Corneille passe en revue plusieurs genres théâtraux:

-> La comédie avec une intrigue du style de Molière. Deux jeunes gens s'aiment, mais le père d'Isabelle lui a choisit un mari plus riche. Puis ce genre est éliminé et l'amour triomphe. Elle n'est introduite que par un seul personnage et bien représentatif de l'époque.

-> Une sorte de pastorale avec un personnage de magicien, Alcandre et un décor champêtre. 

-> La tragédie à travers l'extrait de la pièce interprétée par Isabelle et Clindor.
-> La tragie-comédie avec le passage de l'emprisonnement de Clindor, mais qui au final se termine bien. 

Corneille en général veut faire comprendre que les dramaturges instruisent le peuple. Il veut absolument réabiliter le théâtre. Il veut également démontrer explicitement la visée du théâtre, c'est-à-dire que théâtre permet d'accéder à la même connaissance de soi (comme bien souvent dans l'art) que l'expérience de la vie. 

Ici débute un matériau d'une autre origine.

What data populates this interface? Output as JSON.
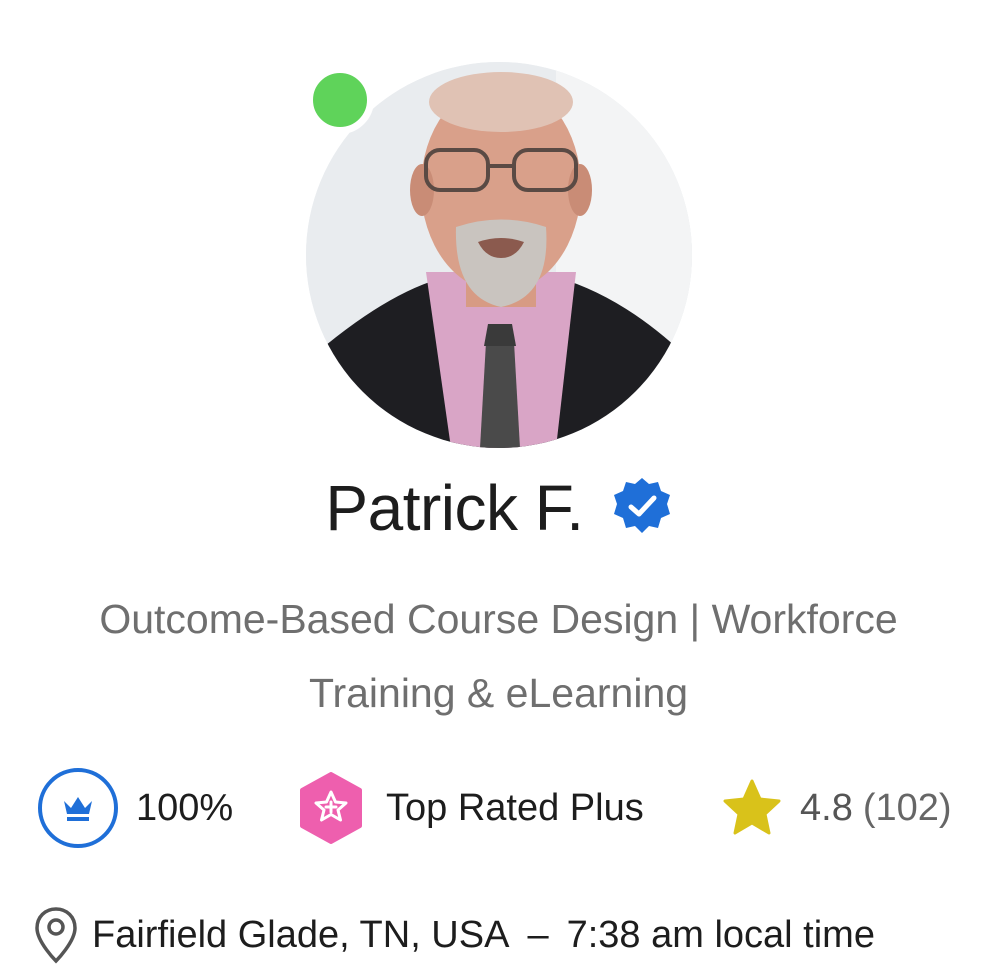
{
  "profile": {
    "name": "Patrick F.",
    "verified_icon": "verified-badge-icon",
    "online": true,
    "title_line1": "Outcome-Based Course Design | Workforce",
    "title_line2": "Training & eLearning"
  },
  "stats": {
    "job_success": "100%",
    "badge_label": "Top Rated Plus",
    "rating": "4.8",
    "review_count": "(102)"
  },
  "location": {
    "city": "Fairfield Glade, TN, USA",
    "separator": "–",
    "local_time": "7:38 am local time"
  },
  "colors": {
    "online": "#5fd35a",
    "verified": "#1f6fd8",
    "jss_ring": "#1f6fd8",
    "top_rated_plus": "#ee5fae",
    "star": "#d9c21a",
    "secondary_text": "#6f6f6f"
  }
}
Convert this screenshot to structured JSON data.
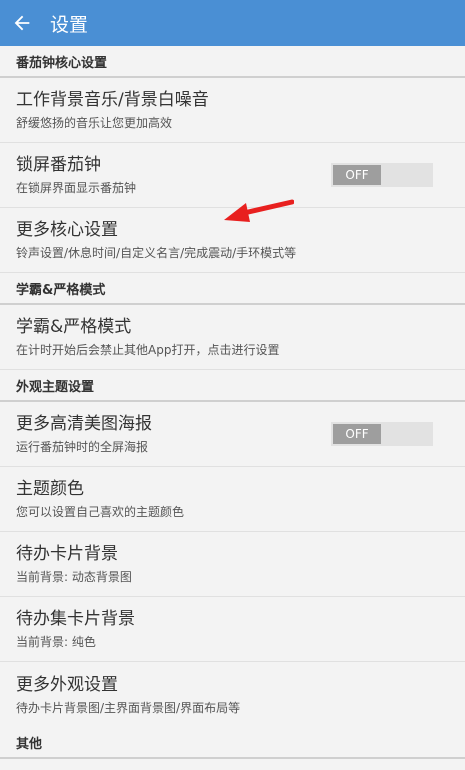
{
  "appbar": {
    "title": "设置"
  },
  "sections": {
    "core": {
      "header": "番茄钟核心设置",
      "bgmusic": {
        "title": "工作背景音乐/背景白噪音",
        "sub": "舒缓悠扬的音乐让您更加高效"
      },
      "lock": {
        "title": "锁屏番茄钟",
        "sub": "在锁屏界面显示番茄钟",
        "toggle": "OFF"
      },
      "more": {
        "title": "更多核心设置",
        "sub": "铃声设置/休息时间/自定义名言/完成震动/手环模式等"
      }
    },
    "strict": {
      "header": "学霸&严格模式",
      "mode": {
        "title": "学霸&严格模式",
        "sub": "在计时开始后会禁止其他App打开，点击进行设置"
      }
    },
    "theme": {
      "header": "外观主题设置",
      "poster": {
        "title": "更多高清美图海报",
        "sub": "运行番茄钟时的全屏海报",
        "toggle": "OFF"
      },
      "color": {
        "title": "主题颜色",
        "sub": "您可以设置自己喜欢的主题颜色"
      },
      "todo_bg": {
        "title": "待办卡片背景",
        "sub": "当前背景: 动态背景图"
      },
      "todoset_bg": {
        "title": "待办集卡片背景",
        "sub": "当前背景: 纯色"
      },
      "more": {
        "title": "更多外观设置",
        "sub": "待办卡片背景图/主界面背景图/界面布局等"
      }
    },
    "other": {
      "header": "其他"
    }
  },
  "annotation": {
    "icon": "red-arrow-icon",
    "color": "#e8201f"
  }
}
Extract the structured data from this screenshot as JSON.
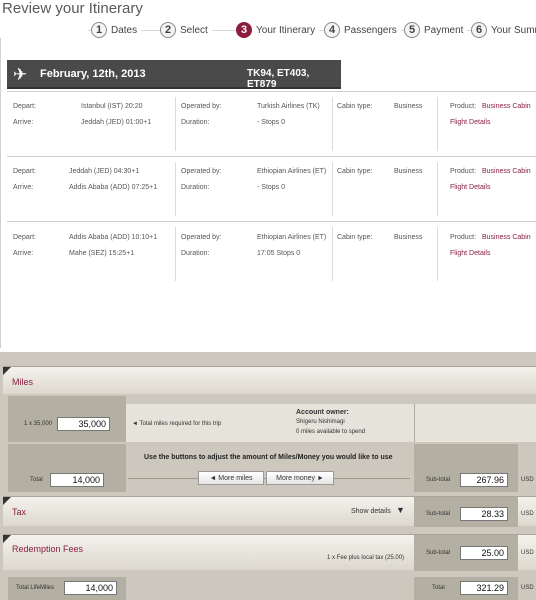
{
  "page": {
    "title": "Review your Itinerary"
  },
  "steps": [
    {
      "num": "1",
      "label": "Dates"
    },
    {
      "num": "2",
      "label": "Select"
    },
    {
      "num": "3",
      "label": "Your Itinerary"
    },
    {
      "num": "4",
      "label": "Passengers"
    },
    {
      "num": "5",
      "label": "Payment"
    },
    {
      "num": "6",
      "label": "Your Summ"
    }
  ],
  "itinerary": {
    "date": "February, 12th, 2013",
    "flights": "TK94, ET403, ET879",
    "labels": {
      "depart": "Depart:",
      "arrive": "Arrive:",
      "operated": "Operated by:",
      "duration": "Duration:",
      "cabin": "Cabin type:",
      "product": "Product:",
      "details": "Flight Details"
    },
    "segments": [
      {
        "depart": "Istanbul (IST) 20:20",
        "arrive": "Jeddah (JED) 01:00+1",
        "airline": "Turkish Airlines (TK)",
        "duration": "- Stops 0",
        "cabin": "Business",
        "product": "Business Cabin"
      },
      {
        "depart": "Jeddah (JED) 04:30+1",
        "arrive": "Addis Ababa (ADD) 07:25+1",
        "airline": "Ethiopian Airlines (ET)",
        "duration": "- Stops 0",
        "cabin": "Business",
        "product": "Business Cabin"
      },
      {
        "depart": "Addis Ababa (ADD) 10:10+1",
        "arrive": "Mahe (SEZ) 15:25+1",
        "airline": "Ethiopian Airlines (ET)",
        "duration": "17:05 Stops 0",
        "cabin": "Business",
        "product": "Business Cabin"
      }
    ]
  },
  "miles": {
    "heading": "Miles",
    "multiplier": "1 x 35,000",
    "required": "35,000",
    "required_note": "◄  Total miles required for this trip",
    "owner_label": "Account owner:",
    "owner_name": "Shigeru Nishimagi",
    "available": "0   miles available to spend",
    "total_label": "Total",
    "total": "14,000",
    "adjust_note": "Use the buttons to adjust the amount of Miles/Money you would like to use",
    "more_miles": "◄    More miles",
    "more_money": "More money    ►",
    "subtotal_label": "Sub-total",
    "subtotal": "267.96",
    "currency": "USD"
  },
  "tax": {
    "heading": "Tax",
    "show_details": "Show details",
    "subtotal_label": "Sub-total",
    "subtotal": "28.33",
    "currency": "USD"
  },
  "fees": {
    "heading": "Redemption Fees",
    "note": "1 x Fee plus local tax (25.00)",
    "subtotal_label": "Sub-total",
    "subtotal": "25.00",
    "currency": "USD"
  },
  "totals": {
    "lifemiles_label": "Total LifeMiles",
    "lifemiles": "14,000",
    "total_label": "Total",
    "total": "321.29",
    "currency": "USD"
  }
}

   Ici Corneille montre le théâtre, en se regardant lui-même c'est une mise en abime qui est intéressante, les personnages également puisqu'ils sont imparfaits et présentent chacun des petits défauts, ce qui d'ailleurs renforce cet univers qui doit être plausible de la société contemporaine. De plus c'est une pièce qui se lit sans trop de difficultés, c'est aussi un très bon aperçu du mouvement baroque. Même avec le grand contraste de vocabulaire mais aussi son écriture versifiée, dans certaines éditions il y a toute des notes nécessaire donc ça ne pose pas vraiment de soucis. Petit bémol quand même, pour la tragédie qui n'est pas très perceptible dès le premier vers et de ce fait on peut être un peu déstabilisé et ne pas comprendre immédiatement la suite bien qu'au final on comprenne tout à fait via la différence de langage mais également de ton c'est assez flagrant.